The revised Ghent nosology will increase accuracy in diagnosis and benefit physicians and patients. “The diagnostic evaluation for Marfan syndrome is unavoidably complex due to the highly variable presentation of affected individuals, the age-dependent nature of many of its manifestations, absence of gold standards and its extensive differential diagnosis. While diagnostic criteria should emphasize simplicity of use and the desire for early diagnosis, accuracy receives highest priority,” (Loeys et al., 2010).
Loeys, B.L., Dietz, H.C., Braverman, A.C., et al. The revised Ghent nosology for the Marfan syndrome. Journal of Medical Genetics. 47, 77: 476-485. 2010.

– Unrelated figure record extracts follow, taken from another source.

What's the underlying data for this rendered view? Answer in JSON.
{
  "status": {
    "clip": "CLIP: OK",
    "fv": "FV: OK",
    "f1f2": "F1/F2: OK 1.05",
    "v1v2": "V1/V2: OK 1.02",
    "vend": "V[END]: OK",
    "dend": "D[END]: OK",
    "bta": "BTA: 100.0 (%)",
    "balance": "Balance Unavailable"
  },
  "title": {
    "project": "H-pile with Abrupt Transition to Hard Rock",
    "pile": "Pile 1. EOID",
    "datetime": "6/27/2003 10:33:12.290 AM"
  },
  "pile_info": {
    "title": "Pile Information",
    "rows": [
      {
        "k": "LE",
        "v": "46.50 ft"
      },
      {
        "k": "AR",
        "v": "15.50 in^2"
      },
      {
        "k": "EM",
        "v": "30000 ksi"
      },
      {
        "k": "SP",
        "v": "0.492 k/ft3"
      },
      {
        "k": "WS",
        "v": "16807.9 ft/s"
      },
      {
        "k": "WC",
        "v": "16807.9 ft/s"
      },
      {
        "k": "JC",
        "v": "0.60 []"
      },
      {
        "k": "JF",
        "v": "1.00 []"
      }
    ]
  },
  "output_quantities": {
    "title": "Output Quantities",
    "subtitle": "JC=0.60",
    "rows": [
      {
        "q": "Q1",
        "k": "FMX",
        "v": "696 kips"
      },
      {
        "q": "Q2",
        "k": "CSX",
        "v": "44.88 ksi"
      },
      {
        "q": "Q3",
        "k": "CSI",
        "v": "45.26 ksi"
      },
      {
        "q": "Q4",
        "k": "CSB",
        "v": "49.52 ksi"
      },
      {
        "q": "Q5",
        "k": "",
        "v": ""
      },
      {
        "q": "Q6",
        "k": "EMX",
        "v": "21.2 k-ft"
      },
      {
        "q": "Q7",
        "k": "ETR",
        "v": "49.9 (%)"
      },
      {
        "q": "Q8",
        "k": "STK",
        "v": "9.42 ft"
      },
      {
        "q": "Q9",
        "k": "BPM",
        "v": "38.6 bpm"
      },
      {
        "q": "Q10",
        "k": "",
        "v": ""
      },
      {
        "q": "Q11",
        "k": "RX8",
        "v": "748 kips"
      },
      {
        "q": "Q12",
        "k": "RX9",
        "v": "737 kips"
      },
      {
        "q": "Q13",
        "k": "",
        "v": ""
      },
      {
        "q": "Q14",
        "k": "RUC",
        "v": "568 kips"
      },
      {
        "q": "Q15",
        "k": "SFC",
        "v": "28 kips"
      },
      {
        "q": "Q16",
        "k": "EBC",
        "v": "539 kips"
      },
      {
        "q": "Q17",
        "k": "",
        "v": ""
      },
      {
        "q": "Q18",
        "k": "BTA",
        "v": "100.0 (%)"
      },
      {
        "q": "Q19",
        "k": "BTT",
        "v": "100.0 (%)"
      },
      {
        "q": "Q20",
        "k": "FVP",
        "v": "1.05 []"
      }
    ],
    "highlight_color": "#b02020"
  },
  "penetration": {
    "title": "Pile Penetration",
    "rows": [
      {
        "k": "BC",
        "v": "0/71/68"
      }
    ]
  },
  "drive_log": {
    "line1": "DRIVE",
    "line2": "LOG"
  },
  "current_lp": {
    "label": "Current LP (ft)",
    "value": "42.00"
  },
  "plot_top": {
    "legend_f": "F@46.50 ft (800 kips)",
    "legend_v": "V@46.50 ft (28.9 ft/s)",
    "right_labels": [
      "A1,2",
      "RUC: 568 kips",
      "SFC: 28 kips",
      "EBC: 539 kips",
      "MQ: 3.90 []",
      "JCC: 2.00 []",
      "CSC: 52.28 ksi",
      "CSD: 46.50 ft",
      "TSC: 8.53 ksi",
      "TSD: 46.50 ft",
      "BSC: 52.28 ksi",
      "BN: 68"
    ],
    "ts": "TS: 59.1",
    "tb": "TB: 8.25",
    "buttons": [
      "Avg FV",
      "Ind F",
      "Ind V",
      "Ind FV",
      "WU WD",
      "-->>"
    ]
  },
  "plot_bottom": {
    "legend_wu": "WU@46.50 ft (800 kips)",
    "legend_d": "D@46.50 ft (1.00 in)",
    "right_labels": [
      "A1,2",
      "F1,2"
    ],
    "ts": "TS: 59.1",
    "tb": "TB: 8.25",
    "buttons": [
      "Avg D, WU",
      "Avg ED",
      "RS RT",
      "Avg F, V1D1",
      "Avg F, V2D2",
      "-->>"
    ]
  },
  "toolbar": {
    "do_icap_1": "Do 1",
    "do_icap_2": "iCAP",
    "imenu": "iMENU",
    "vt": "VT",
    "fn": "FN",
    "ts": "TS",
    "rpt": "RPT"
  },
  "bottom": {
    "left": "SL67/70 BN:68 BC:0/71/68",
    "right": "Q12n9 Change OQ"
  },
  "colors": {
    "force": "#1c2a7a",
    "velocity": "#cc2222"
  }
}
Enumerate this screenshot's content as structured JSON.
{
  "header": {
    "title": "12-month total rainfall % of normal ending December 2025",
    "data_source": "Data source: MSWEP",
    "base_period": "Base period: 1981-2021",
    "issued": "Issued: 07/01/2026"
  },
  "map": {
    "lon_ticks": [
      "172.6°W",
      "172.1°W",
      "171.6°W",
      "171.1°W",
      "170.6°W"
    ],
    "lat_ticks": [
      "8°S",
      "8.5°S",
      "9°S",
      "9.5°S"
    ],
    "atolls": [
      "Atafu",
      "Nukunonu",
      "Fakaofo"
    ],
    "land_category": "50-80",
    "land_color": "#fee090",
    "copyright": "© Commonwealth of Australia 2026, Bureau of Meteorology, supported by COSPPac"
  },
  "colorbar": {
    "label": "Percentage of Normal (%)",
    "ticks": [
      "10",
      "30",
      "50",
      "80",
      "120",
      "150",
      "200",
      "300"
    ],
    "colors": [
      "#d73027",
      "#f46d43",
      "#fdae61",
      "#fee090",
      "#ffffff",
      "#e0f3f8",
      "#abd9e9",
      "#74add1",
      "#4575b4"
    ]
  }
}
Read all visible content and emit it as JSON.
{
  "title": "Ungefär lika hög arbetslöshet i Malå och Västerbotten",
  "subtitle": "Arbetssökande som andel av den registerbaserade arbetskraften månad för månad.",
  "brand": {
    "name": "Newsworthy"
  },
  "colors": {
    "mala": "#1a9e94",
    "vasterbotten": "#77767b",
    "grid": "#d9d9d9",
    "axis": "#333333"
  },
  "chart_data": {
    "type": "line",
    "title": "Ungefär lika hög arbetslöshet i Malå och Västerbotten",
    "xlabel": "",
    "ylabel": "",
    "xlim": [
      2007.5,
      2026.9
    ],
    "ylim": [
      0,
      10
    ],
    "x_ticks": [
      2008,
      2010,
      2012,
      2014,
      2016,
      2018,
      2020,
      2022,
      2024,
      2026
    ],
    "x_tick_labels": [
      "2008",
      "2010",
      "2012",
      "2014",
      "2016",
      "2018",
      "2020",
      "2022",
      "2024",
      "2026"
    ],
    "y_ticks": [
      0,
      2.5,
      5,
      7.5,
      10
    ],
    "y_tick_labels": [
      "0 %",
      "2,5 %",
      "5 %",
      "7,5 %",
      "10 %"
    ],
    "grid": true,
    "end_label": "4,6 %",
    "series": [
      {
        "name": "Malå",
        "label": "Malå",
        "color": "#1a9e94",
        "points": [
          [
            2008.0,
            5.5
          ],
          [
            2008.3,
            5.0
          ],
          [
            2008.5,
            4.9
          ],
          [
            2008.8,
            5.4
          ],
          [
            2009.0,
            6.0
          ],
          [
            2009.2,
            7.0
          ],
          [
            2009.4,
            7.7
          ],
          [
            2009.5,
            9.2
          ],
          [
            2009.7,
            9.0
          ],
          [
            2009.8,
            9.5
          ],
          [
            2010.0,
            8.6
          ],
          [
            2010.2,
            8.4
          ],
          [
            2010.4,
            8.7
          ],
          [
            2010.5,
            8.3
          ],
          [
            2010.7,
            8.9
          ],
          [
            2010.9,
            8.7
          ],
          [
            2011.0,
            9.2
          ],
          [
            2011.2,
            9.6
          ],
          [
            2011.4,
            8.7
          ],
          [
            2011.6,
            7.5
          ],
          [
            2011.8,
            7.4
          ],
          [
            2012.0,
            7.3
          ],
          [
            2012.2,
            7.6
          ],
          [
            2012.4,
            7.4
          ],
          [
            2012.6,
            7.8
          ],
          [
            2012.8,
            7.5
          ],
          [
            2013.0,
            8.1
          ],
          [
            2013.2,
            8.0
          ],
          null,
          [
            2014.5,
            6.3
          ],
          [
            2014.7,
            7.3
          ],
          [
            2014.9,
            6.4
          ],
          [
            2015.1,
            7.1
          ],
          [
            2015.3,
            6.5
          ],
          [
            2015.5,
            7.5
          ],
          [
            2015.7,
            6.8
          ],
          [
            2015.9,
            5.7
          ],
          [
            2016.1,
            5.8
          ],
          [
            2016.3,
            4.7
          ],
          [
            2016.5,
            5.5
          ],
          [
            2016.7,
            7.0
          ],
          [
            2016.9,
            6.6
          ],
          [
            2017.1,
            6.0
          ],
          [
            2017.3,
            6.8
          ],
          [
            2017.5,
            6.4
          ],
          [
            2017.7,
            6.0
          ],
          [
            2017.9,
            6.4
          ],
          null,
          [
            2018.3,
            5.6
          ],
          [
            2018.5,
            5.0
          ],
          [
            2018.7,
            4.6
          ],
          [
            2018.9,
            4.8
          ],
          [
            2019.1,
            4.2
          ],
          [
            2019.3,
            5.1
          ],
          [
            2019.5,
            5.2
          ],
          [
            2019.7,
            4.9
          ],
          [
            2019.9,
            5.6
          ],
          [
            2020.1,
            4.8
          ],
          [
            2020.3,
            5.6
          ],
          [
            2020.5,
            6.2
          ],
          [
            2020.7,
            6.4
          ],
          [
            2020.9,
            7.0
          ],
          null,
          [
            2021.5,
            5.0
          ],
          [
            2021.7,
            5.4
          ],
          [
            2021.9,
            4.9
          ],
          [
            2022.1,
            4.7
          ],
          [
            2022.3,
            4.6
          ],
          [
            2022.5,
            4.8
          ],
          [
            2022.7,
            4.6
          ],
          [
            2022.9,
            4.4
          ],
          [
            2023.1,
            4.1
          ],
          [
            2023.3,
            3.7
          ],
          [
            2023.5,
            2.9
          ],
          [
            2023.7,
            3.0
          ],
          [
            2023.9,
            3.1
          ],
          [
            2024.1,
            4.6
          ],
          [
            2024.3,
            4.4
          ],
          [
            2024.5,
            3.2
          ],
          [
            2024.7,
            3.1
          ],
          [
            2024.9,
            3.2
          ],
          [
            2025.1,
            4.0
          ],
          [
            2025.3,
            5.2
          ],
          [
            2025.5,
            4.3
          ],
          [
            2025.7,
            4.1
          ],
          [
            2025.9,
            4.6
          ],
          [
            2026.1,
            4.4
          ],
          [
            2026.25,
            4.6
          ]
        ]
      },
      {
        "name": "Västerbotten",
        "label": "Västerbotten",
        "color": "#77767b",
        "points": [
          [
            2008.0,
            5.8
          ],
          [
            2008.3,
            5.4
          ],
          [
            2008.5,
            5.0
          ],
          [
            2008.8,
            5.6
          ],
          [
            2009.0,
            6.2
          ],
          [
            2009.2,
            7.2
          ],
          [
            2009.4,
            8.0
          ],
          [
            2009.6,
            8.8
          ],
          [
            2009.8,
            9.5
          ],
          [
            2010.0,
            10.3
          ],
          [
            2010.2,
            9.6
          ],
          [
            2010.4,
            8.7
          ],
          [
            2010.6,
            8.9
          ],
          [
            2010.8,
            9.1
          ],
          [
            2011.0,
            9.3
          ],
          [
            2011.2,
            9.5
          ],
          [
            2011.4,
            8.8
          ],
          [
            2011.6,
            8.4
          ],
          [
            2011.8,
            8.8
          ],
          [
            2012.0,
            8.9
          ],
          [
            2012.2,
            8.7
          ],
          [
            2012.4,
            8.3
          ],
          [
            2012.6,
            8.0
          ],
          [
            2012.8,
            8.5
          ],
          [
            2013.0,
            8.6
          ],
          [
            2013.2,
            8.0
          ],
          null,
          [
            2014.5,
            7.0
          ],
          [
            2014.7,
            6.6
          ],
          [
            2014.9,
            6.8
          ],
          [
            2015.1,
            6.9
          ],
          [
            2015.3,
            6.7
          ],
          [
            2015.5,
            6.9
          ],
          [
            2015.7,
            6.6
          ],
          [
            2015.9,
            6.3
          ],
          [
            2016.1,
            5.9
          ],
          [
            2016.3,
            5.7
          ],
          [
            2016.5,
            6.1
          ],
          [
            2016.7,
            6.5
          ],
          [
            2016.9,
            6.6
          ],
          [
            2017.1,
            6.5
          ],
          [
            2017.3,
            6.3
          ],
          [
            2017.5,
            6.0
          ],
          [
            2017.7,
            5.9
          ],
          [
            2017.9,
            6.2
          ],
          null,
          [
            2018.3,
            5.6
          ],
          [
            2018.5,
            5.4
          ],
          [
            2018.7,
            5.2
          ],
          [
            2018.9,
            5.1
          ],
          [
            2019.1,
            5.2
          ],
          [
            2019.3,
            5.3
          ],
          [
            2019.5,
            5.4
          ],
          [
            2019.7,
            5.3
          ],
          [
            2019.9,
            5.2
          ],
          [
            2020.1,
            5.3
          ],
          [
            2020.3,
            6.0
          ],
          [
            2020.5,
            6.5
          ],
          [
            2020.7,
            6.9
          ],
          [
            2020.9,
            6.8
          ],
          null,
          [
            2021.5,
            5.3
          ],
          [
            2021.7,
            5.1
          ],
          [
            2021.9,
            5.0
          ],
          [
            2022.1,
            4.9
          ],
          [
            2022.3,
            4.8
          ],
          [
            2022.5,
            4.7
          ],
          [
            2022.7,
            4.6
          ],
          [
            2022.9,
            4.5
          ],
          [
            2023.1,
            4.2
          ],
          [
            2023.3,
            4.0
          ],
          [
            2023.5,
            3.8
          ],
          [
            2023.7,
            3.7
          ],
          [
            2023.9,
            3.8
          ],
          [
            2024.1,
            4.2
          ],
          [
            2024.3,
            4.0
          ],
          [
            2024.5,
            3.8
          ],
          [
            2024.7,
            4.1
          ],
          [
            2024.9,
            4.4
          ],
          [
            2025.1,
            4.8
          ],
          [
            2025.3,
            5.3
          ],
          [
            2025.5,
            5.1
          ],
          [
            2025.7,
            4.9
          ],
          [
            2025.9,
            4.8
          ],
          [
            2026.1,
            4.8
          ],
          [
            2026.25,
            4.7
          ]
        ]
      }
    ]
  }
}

The revised Ghent nosology for the Marfan syndrome
Bart L Loeys, Harry C Dietz, Alan C Braverman, Bert L Callewaert, Julie De Backer, Richard B Devereux, Yvonne Hilhorst-Hofstee, Guillaume Jondeau, Laurence Faivre, Dianna M Milewicz, Reed E Pyeritz, Paul D Sponseller, Paul Wordswroth, Anne M De Paepe
The diagnosis of Marfan syndrome (MFS) relies on defined clinical criteria (Ghent nosology), outlined by international expert opinion to facilitate accurate recognition of this genetic aneurysm syndrome and to improve patient management and counselling. These Ghent criteria, comprising a set of major and minor manifestations in different body systems, have proven to work well since with improving molecular techniques, confirmation of the diagnosis is possible in over 95% of patients. However, concerns with the current nosology are that some of the diagnostic criteria have not been sufficiently validated, are not applicable in children or necessitate expensive and specialized investigations. The recognition of variable clinical expression and the recently extended differential diagnosis further confound accurate diagnostic decision making. Moreover, the diagnosis of MFS whether or not established correctly can be stigmatising, hamper career aspirations, restrict life insurance opportunities, and cause psychosocial burden. An international expert panel has established a revised Ghent nosology, which puts more weight on the cardiovascular manifestations and in which aortic root aneurysm and ectopia lentis are the cardinal clinical features. In the absence of any family history, the presence of these two manifestations is sufficient for the unequivocal diagnosis of MFS. In absence of either of these two, the presence of a bonafide FBN1 mutation or a combination of systemic manifestations is required. For the latter a new scoring system has been designed. In this revised nosology, FBN1 testing, although not mandatory, has greater weight in the diagnostic assessment. Special considerations are given to the diagnosis of MFS in children and alternative diagnoses in adults. We anticipate that these new guidelines may delay a definitive diagnosis of MFS but will decrease the risk of premature or misdiagnosis and facilitate worldwide discussion of risk and follow-up/management guidelines.